Notre écosystème entrepreneurial est encore fragile. S’il ne trouve pas en Algérie le terreau nécessaire à son épanouissement, le talent, notre bien le plus précieux, s’en ira ailleurs. Nourrir cet écosystème n’est pas une option, c’est une urgence. Car chaque cerveau qui s’envole, c’est une valeur créée ailleurs, une dépendance de plus envers l’étranger. Agir maintenant, c’est choisir de capturer cette valeur ici, sur notre sol. Ne pas investir dans nos champions, c’est choisir délibérément de dépendre de ceux des autres. Et cette dépendance, nous la payons déjà trop cher.

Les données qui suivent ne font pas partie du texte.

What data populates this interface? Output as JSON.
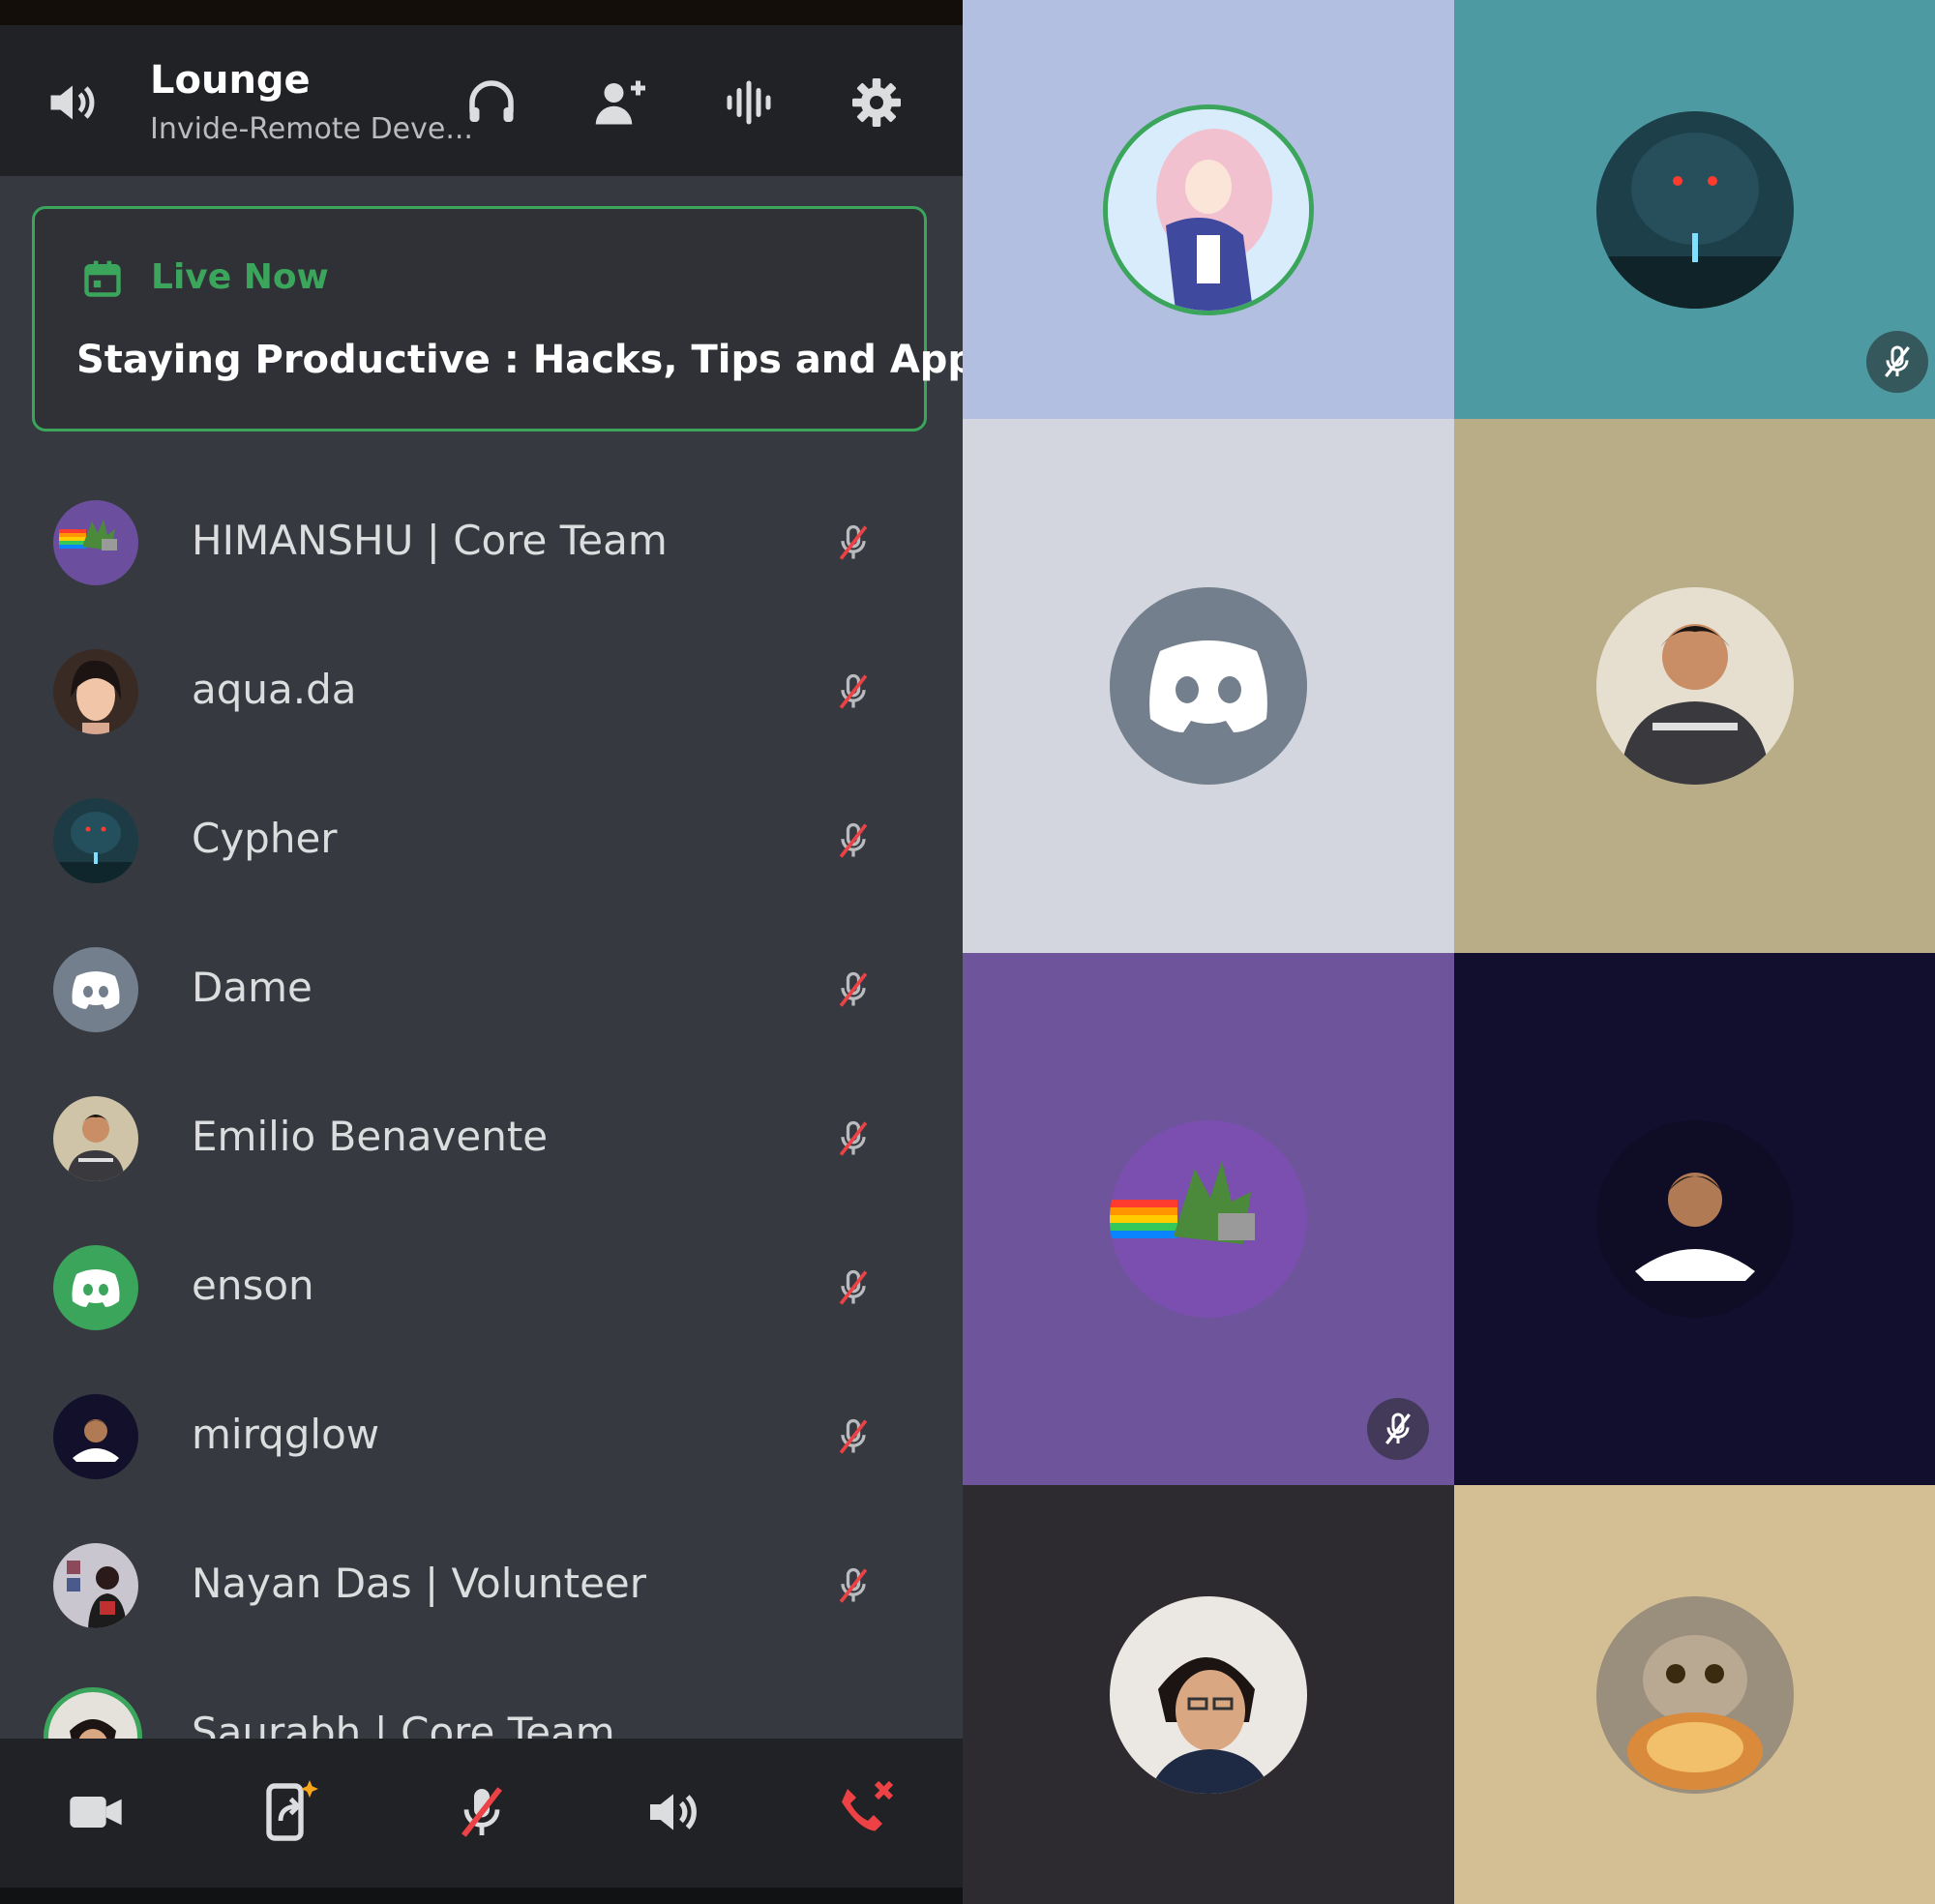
{
  "header": {
    "channel_name": "Lounge",
    "server_name": "Invide-Remote Deve..."
  },
  "live": {
    "label": "Live Now",
    "title": "Staying Productive : Hacks, Tips and Apps"
  },
  "members": [
    {
      "name": "HIMANSHU | Core Team"
    },
    {
      "name": "aqua.da"
    },
    {
      "name": "Cypher"
    },
    {
      "name": "Dame"
    },
    {
      "name": "Emilio Benavente"
    },
    {
      "name": "enson"
    },
    {
      "name": "mirqglow"
    },
    {
      "name": "Nayan Das | Volunteer"
    },
    {
      "name": "Saurabh | Core Team"
    }
  ],
  "colors": {
    "accent_green": "#3ba55c",
    "danger_red": "#ed4245",
    "tile_colors": [
      "#b3bfe0",
      "#4e9aa2",
      "#d3d6de",
      "#b9ad88",
      "#6e549a",
      "#120f2e",
      "#2d2a30",
      "#d4bf94"
    ]
  },
  "icons": {
    "header": [
      "speaker-icon",
      "headphones-icon",
      "add-user-icon",
      "voice-activity-icon",
      "gear-icon"
    ],
    "bottom": [
      "camera-icon",
      "screen-share-icon",
      "mute-mic-icon",
      "speaker-icon",
      "hang-up-icon"
    ]
  }
}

Les États-Unis ont compris depuis longtemps que l’innovation n’est pas un luxe, mais une stratégie compétitive. Leur modèle est éclairant car les grandes entreprises adoptent massivement les nouvelles technologies, le gouvernement agit comme premier client, et plus des trois quarts du top 500 américain dispose d’un bras d’investissement en capital-risque. Résultat ? Les technologies américaines sont testées, déployées et mises à l’échelle mondiale à une vitesse que nul ne peut égaler. Ce mindset ou cet état d’esprit fait toute la différence entre une nation qui trace la route et celle qui la suit.

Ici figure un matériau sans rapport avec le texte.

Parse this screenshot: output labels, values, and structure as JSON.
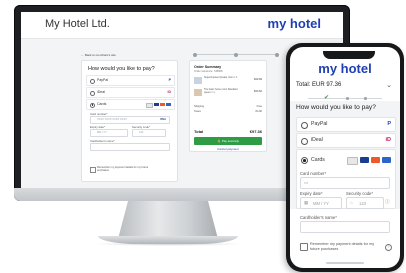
{
  "colors": {
    "brand": "#1f3fb3",
    "pay_button": "#2e9b45"
  },
  "desktop": {
    "hotel_name": "My Hotel Ltd.",
    "brand": "my hotel",
    "back_link": "← Back to merchant's site",
    "question": "How would you like to pay?",
    "options": [
      {
        "label": "PayPal",
        "icon": "paypal-icon",
        "icon_text": "P"
      },
      {
        "label": "iDeal",
        "icon": "ideal-icon",
        "icon_text": "iD"
      },
      {
        "label": "Cards",
        "icon": "cards-icon",
        "icon_text": ""
      }
    ],
    "card_number_label": "Card number*",
    "card_number_placeholder": "XXXX XXXX XXXX XXXX",
    "expiry_label": "Expiry date*",
    "expiry_placeholder": "MM / YY",
    "cvc_label": "Security code*",
    "cvc_placeholder": "123",
    "holder_label": "Cardholder's name*",
    "remember_text": "Remember my payment details for my future purchases",
    "summary": {
      "title": "Order Summary",
      "reference": "Order reference: 728968",
      "items": [
        {
          "name": "Superimposed private room × 1",
          "price": "€22.84"
        },
        {
          "name": "The basic home room Standard queen × 1",
          "price": "€24.62"
        }
      ],
      "shipping_label": "Shipping",
      "shipping_value": "Free",
      "taxes_label": "Taxes",
      "taxes_value": "€4.90",
      "total_label": "Total",
      "total_value": "€97.36",
      "pay_label": "🔒 Pay securely",
      "cancel_label": "Cancel payment"
    }
  },
  "mobile": {
    "brand": "my hotel",
    "total": "Total: EUR 97.36",
    "question": "How would you like to pay?",
    "options": [
      {
        "label": "PayPal",
        "icon": "paypal-icon",
        "icon_text": "P"
      },
      {
        "label": "iDeal",
        "icon": "ideal-icon",
        "icon_text": "iD"
      },
      {
        "label": "Cards",
        "icon": "cards-icon",
        "icon_text": ""
      }
    ],
    "card_number_label": "Card number*",
    "expiry_label": "Expiry date*",
    "expiry_placeholder": "MM / YY",
    "cvc_label": "Security code*",
    "cvc_placeholder": "123",
    "holder_label": "Cardholder's name*",
    "remember_text": "Remember my payment details for my future purchases"
  }
}
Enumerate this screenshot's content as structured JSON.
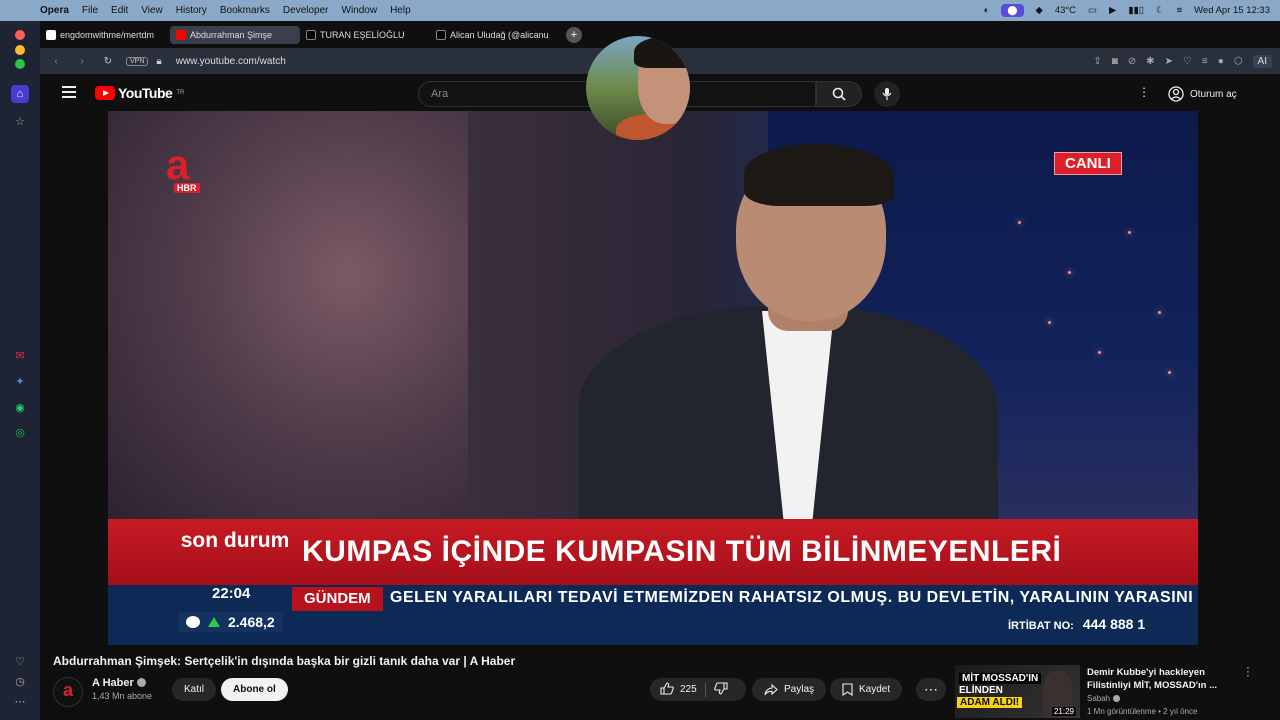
{
  "menubar": {
    "app": "Opera",
    "items": [
      "File",
      "Edit",
      "View",
      "History",
      "Bookmarks",
      "Developer",
      "Window",
      "Help"
    ],
    "temperature": "43°C",
    "datetime": "Wed Apr 15  12:33"
  },
  "tabs": [
    {
      "label": "engdomwithme/mertdm",
      "icon": "github-icon",
      "active": false
    },
    {
      "label": "Abdurrahman Şimşe",
      "icon": "youtube-icon",
      "active": true
    },
    {
      "label": "TURAN EŞELİOĞLU",
      "icon": "x-icon",
      "active": false
    },
    {
      "label": "Alican Uludağ (@alicanu",
      "icon": "x-icon",
      "active": false
    }
  ],
  "addressbar": {
    "vpn": "VPN",
    "url": "www.youtube.com/watch",
    "ai_label": "AI"
  },
  "youtube": {
    "logo_text": "YouTube",
    "logo_sup": "TR",
    "search_placeholder": "Ara",
    "signin": "Oturum aç"
  },
  "video": {
    "channel_logo_sub": "HBR",
    "live_badge": "CANLI",
    "lower_left": "son durum",
    "headline": "KUMPAS İÇİNDE KUMPASIN TÜM BİLİNMEYENLERİ",
    "clock": "22:04",
    "ticker_label": "GÜNDEM",
    "ticker_text": "GELEN YARALILARI TEDAVİ ETMEMİZDEN RAHATSIZ OLMUŞ. BU DEVLETİN, YARALININ YARASINI SAR",
    "market_value": "2.468,2",
    "irtibat_label": "İRTİBAT NO:",
    "irtibat_number": "444 888 1"
  },
  "watch": {
    "title": "Abdurrahman Şimşek: Sertçelik'in dışında başka bir gizli tanık daha var | A Haber",
    "channel": "A Haber",
    "subscribers": "1,43 Mn abone",
    "join_label": "Katıl",
    "subscribe_label": "Abone ol",
    "likes": "225",
    "share_label": "Paylaş",
    "save_label": "Kaydet"
  },
  "suggested": {
    "thumb_line1": "MİT MOSSAD'IN",
    "thumb_line2": "ELİNDEN",
    "thumb_line3": "ADAM ALDI!",
    "duration": "21:29",
    "title": "Demir Kubbe'yi hackleyen Filistinliyi MİT, MOSSAD'ın ...",
    "channel": "Sabah",
    "meta": "1 Mn görüntülenme • 2 yıl önce"
  }
}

L’intelligence artificielle doit irriguer toutes nos industries. Ce n’est pas un risque à contenir, c’est un levier à activer sans délai. Mais la technologie seule ne suffit pas. Il faut créer une demande, convaincre le gouvernement et les entreprises d’adopter l’innovation comme stratégie d’État, collaborer étroitement avec nos startups, et jouer pleinement nos rôles de premier client, de partenaire et d’investisseur. Sans cette chaine de valeur, nos startups resteront de belles promesses sans lendemain ou alors elle s’en iront labourer ailleurs.
Au-delà des infrastructures et des financements, une bataille plus fondamentale se joue celle de la ressource humaine et plus spécialement celle du talent. Nous devons développer de nouvelles compétences pour nos employés, attirer les meilleurs en Algérie, et surtout, surtout, donner à nos jeunes les moyens, les opportunités et l’ambition de bâtir et de labourer ici. Car un pays qui laisse ses talents s’envoler se condamne à dépendre de l’avenir des autres.
L’Algérie a les ressources humaines, l’énergie et la détermination. Ce qu’il lui manque, c’est l’impulsion collective, la décision politique et économique de faire de l’innovation une priorité absolue. L’heure n’est plus aux discours. L’heure est à l’audace.